A shortage of retail tenants may slow down the completion of phase two of the Egodini Mall project, as the South African property developer Terracotta Trading (Private) Limited says constructing the mall is based on tenant demand.

This means without many retail tenants to fill the shopping mall space, construction will be slowed down.

The rehabilitation of the Egodini Mall Project is divided into phases.

Phase One A would see the creation of stalls for informal traders, taxi ranks, ZUPCO rank, motor retail, public ablutions and security control offices, of which Terracotta expects to complete the taxi rank by mid-April to allow public transporters to start operating from there.

Phase One B is set for a bus terminal building, fast food retail, grocery anchors, butchery and fuel stations.

Phase Two is designed for a retail mix, which will be confirmed based on the tenants who want to fill the shopping space.

But filling those retail vacancies has been hard as Terracotta Director, Thulani Moyo, confirmed tenant demand has been thin on the ground due to the ‘ailing’ economy.

“At the moment, we haven’t looked at Phase two and three. This is not currently supported by the tenant demand because the economy still needs to pick up a little bit more so that the tenants who are meant to go in there – fashion, cosmetic, those type of tenants – (are few),” he said while responding to questions from the media on Friday during a tour of the Egodini Project.

Moyo said some of the tenants who had expressed interest had dropped out so the company could not go ahead with Phase two unless more retail tenants came forward.
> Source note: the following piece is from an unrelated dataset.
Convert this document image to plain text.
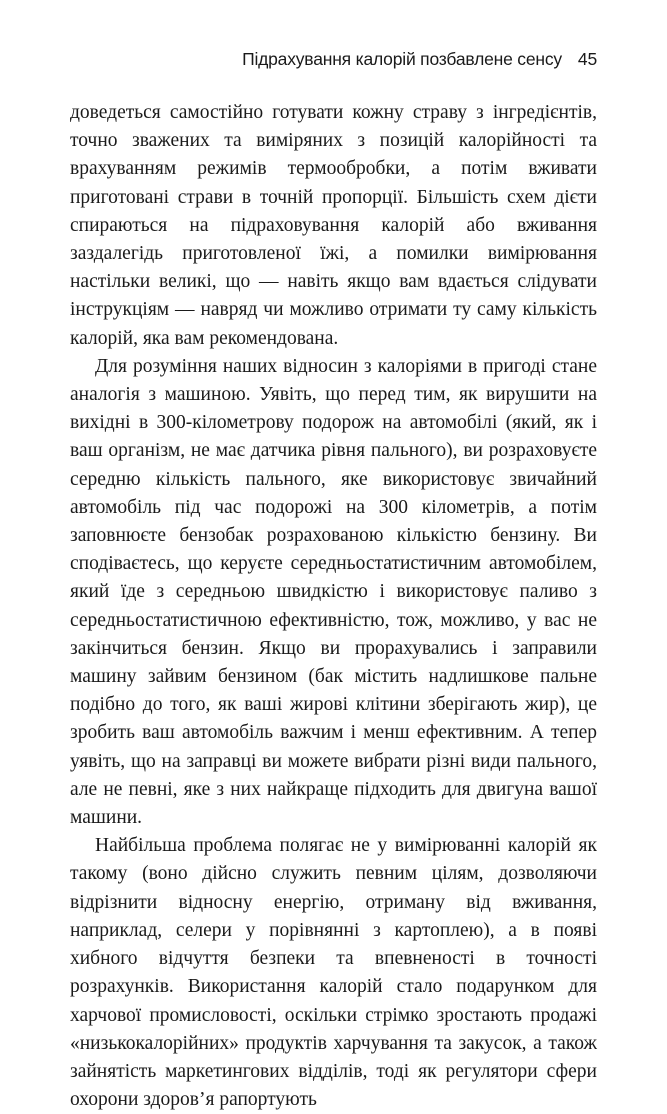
Підрахування калорій позбавлене сенсу 45

доведеться самостійно готувати кожну страву з інгредієнтів, точно зважених та виміряних з позицій калорійності та врахуванням режимів термообробки, а потім вживати приготовані страви в точній пропорції. Більшість схем дієти спираються на підраховування калорій або вживання заздалегідь приготовленої їжі, а помилки вимірювання настільки великі, що — навіть якщо вам вдається слідувати інструкціям — навряд чи можливо отримати ту саму кількість калорій, яка вам рекомендована.

Для розуміння наших відносин з калоріями в пригоді стане аналогія з машиною. Уявіть, що перед тим, як вирушити на вихідні в 300-кілометрову подорож на автомобілі (який, як і ваш організм, не має датчика рівня пального), ви розраховуєте середню кількість пального, яке використовує звичайний автомобіль під час подорожі на 300 кілометрів, а потім заповнюєте бензобак розрахованою кількістю бензину. Ви сподіваєтесь, що керуєте середньостатистичним автомобілем, який їде з середньою швидкістю і використовує паливо з середньостатистичною ефективністю, тож, можливо, у вас не закінчиться бензин. Якщо ви прорахувались і заправили машину зайвим бензином (бак містить надлишкове пальне подібно до того, як ваші жирові клітини зберігають жир), це зробить ваш автомобіль важчим і менш ефективним. А тепер уявіть, що на заправці ви можете вибрати різні види пального, але не певні, яке з них найкраще підходить для двигуна вашої машини.

Найбільша проблема полягає не у вимірюванні калорій як такому (воно дійсно служить певним цілям, дозволяючи відрізнити відносну енергію, отриману від вживання, наприклад, селери у порівнянні з картоплею), а в появі хибного відчуття безпеки та впевненості в точності розрахунків. Використання калорій стало подарунком для харчової промисловості, оскільки стрімко зростають продажі «низькокалорійних» продуктів харчування та закусок, а також зайнятість маркетингових відділів, тоді як регулятори сфери охорони здоров’я рапортують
“Previously we had allocated space for Edgars, Jet, PEP, Power Sales and so forth but we understand that  PEP then withdrew from Zimbabwe. We will wait and see what Power Sales are going to do in terms of that. Then we got to a position where Edgars as well was saying perhaps only a Jet store could work here,” said the director.

“Our developments are tenant driven and we respond to tenant demand, tenant requirements and tenants who know their business. It’s the tenants who know what will work for them. At the moment, for phase two and three we are not yet there. We are just focusing on Phase 1A and Phase 1B.”
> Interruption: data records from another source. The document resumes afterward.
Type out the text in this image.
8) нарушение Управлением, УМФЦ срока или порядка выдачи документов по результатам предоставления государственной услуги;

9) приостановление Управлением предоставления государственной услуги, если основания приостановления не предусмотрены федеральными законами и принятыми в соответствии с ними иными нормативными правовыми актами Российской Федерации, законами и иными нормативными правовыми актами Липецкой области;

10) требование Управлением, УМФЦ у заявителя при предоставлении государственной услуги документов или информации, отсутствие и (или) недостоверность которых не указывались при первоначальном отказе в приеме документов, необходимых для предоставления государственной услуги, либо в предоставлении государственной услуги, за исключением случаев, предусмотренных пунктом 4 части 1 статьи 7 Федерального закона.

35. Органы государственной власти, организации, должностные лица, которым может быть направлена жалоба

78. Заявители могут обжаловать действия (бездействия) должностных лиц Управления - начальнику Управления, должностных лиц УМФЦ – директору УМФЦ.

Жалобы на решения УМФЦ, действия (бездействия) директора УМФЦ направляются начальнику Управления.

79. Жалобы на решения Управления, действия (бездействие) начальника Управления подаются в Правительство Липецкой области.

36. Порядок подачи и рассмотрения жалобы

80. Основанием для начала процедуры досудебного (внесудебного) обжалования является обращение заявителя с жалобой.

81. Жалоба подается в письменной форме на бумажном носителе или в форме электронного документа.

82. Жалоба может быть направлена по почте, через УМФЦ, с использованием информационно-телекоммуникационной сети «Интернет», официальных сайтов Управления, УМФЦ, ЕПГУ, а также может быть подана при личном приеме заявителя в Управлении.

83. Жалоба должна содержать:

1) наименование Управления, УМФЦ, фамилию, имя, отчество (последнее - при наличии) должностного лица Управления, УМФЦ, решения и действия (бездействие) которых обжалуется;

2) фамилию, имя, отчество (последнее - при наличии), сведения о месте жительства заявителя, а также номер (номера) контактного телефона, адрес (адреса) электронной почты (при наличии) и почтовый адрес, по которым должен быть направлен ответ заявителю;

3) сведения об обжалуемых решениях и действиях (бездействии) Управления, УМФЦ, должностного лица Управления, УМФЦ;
He noted the cost of developing Phase 1A and 1B “could be somewhere around $20 million” while the total budget for 1A was $6million.”

“We have a big advantage (when it comes to pricing) especially here in Bulawayo. We have actually seen that a lot of construction is linked to pricing in South Africa because its linked to South African prices, the depreciation of the South Africa Rand versus the dollar has actually helped our construction,” Moyo said.
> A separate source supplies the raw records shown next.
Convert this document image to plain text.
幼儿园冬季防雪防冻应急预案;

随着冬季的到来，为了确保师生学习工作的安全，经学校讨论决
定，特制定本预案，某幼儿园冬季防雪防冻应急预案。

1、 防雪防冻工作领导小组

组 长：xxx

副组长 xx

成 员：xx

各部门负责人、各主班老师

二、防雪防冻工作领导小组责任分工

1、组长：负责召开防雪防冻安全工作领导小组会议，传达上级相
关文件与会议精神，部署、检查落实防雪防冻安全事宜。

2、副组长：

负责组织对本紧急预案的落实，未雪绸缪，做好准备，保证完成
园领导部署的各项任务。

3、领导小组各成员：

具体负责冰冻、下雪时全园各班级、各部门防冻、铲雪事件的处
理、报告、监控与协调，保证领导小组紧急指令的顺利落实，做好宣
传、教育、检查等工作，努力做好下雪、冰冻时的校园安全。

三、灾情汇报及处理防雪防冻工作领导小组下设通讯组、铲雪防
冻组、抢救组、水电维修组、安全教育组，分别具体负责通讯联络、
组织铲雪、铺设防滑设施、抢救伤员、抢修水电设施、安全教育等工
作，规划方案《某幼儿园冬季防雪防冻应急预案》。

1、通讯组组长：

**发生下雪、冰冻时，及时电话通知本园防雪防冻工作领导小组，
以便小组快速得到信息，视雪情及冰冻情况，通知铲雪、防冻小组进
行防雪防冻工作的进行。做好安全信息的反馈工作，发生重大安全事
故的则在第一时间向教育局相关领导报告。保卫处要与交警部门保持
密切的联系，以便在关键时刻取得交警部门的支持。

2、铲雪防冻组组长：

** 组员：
“Construction inflation has not really gone up, the inflation might be releasing as well. That has been a very big advantage of the Rand depreciating against the US Dollar so that works in our favour in terms of this project because it brings the South African Rand price down in US$ terms.”

Terracotta has also hired about 130 people since it started rehabilitating Egodini.

“ I need to check the latest statistics, when we last measured in September last year during the initial stage of enabling work, we had about 90 people and on this stage when we added another 40 people. These workers work in stages and are brought in to work on a particular issue, so for example if we are laying water pipes plumbers come in and if they are done they go and others come in,” Moyo summed.

The Bulawayo City Council awarded Terracotta a tender to redevelop the Basch Street bus terminus popularly known as Egodini under a Build Operate and Transfer (BOT) facility.

However, since then the multimillion-dollar project failed to take off in time prompting residents and councillors to demand that the deal be terminated.